What should I do for a missed dose of Omvoh?

If you miss a dose of Omvoh, take it as soon as you remember. Then, take your next dose in 4 weeks. If you’re not sure how often you should take Omvoh, talk with your doctor or pharmacist.

To help make sure that you don’t miss a dose, try using a medication reminder. This can include setting an alarm or putting a note where you’ll see it, such as on your bathroom mirror or bedside table. You could also download a reminder app on your phone.

If you miss your appointment for an Omvoh infusion, call your doctor’s office as soon as possible to reschedule. They’ll adjust your dosing schedule as needed. If you need help remembering your appointments, try setting an alarm or downloading a reminder app on your phone.

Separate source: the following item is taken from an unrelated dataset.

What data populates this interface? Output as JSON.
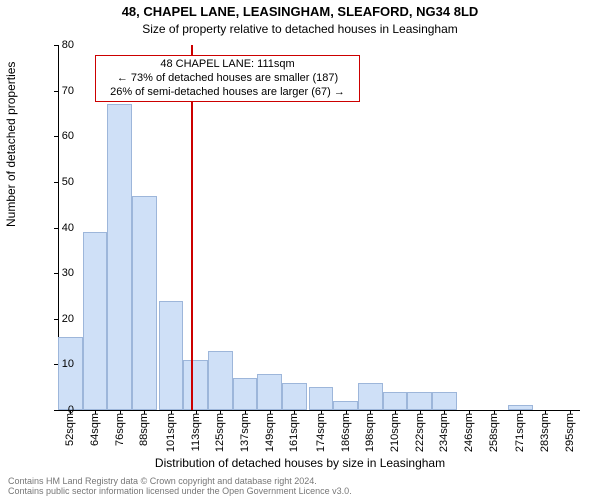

Disclaimer: Medical News Today has made every effort to make certain that all information is factually correct, comprehensive, and up to date. However, this article should not be used as a substitute for the knowledge and expertise of a licensed healthcare professional. You should always consult your doctor or another healthcare professional before taking any medication. The drug information contained herein is subject to change and is not intended to cover all possible uses, directions, precautions, warnings, drug interactions, allergic reactions, or adverse effects. The absence of warnings or other information for a given drug does not indicate that the drug or drug combination is safe, effective, or appropriate for all patients or all specific uses.